Groundtruthing samples were acquired from shallower areas of the Goodwin Sands rMCZ with site selection informed by preliminary acoustic data interpretation. Groundtruthing samples were collected at 23 stations in April/May 2014 using the same acquisition and instrument setup as described for the January 2014 survey.

Finally, during the September/October 2014 survey, groundtruthing samples were taken aboard the coastal survey vessels Thames Guardian and Solent Guardian within the inshore areas of the Goodwin Sands rMCZ. Groundtruthing was achieved using sediment grabs and drop-camera (DC) video and stills imagery at 86 stations. All the ground-truthing stations were initially surveyed using drop camera equipment (DC). A preliminary assessment of the video footage and still images collected was subsequently carried out to identify locations suitable for sediment grab deployment. Sediment grabs were acquired using a 0.1m² mini Hamon grab, and were subsampled for PSA.

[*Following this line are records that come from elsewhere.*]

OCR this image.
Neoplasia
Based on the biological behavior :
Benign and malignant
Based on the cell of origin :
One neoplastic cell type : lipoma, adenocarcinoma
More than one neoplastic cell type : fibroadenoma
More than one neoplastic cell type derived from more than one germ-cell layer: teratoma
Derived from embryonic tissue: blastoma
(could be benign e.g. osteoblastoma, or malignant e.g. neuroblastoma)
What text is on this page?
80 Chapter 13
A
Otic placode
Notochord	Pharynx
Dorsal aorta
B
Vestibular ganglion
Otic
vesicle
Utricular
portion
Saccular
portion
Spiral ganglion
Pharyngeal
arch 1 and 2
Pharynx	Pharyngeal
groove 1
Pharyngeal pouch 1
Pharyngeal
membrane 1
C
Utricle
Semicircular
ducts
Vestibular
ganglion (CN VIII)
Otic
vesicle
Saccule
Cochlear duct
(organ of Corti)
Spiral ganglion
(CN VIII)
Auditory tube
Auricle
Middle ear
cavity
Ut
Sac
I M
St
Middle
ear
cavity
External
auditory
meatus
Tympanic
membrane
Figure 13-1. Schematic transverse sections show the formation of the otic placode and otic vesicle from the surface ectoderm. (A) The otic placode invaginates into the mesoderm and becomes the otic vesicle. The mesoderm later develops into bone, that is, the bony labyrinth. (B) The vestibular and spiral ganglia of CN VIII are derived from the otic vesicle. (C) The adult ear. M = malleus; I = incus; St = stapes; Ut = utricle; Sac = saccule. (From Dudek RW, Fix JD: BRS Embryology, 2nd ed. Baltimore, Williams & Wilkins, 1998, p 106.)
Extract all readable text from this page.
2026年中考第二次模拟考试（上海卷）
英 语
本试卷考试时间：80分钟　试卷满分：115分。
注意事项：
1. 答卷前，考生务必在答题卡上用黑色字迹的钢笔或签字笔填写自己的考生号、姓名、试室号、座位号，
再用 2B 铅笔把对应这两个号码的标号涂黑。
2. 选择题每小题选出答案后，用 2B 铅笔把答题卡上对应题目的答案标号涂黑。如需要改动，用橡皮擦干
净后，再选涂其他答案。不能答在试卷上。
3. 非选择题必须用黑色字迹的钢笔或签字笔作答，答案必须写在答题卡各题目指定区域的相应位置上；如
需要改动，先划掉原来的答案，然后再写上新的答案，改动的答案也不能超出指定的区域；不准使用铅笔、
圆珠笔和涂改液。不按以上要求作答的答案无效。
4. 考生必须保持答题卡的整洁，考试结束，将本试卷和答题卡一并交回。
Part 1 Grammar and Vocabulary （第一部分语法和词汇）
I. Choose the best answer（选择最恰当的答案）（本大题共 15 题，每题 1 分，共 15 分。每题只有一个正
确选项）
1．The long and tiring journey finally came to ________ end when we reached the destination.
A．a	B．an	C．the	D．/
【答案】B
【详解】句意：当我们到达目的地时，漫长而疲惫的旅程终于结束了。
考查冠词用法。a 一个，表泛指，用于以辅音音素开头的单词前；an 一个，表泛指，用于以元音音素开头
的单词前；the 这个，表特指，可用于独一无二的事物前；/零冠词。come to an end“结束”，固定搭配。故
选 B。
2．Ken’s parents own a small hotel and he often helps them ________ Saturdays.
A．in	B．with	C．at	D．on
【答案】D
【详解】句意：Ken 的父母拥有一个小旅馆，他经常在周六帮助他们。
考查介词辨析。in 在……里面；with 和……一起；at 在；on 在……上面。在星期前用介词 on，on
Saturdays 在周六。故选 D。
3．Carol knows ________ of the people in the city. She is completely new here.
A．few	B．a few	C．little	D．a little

All new maps and their derivatives have been based on a WGS84 datum. A new habitat map for the site was produced by analysing and interpreting the available acoustic data (as detailed above) and the ground-truth data collected by the dedicated surveys of this site. The process is a combination of two approaches, auto-classification (image analysis) and expert interpretation. The routine for auto-classification is flexible and dependent on site-specific data, allowing for application of a bespoke routine to maximise the acoustic data available. ArcGIS was used to perform an initial unsupervised classification on the backscatter image. The single-band backscatter mosaic was filtered and smoothed prior to the application of an Iso cluster/maximum likelihood classification routine. Python scripting language was used to automate the workflow.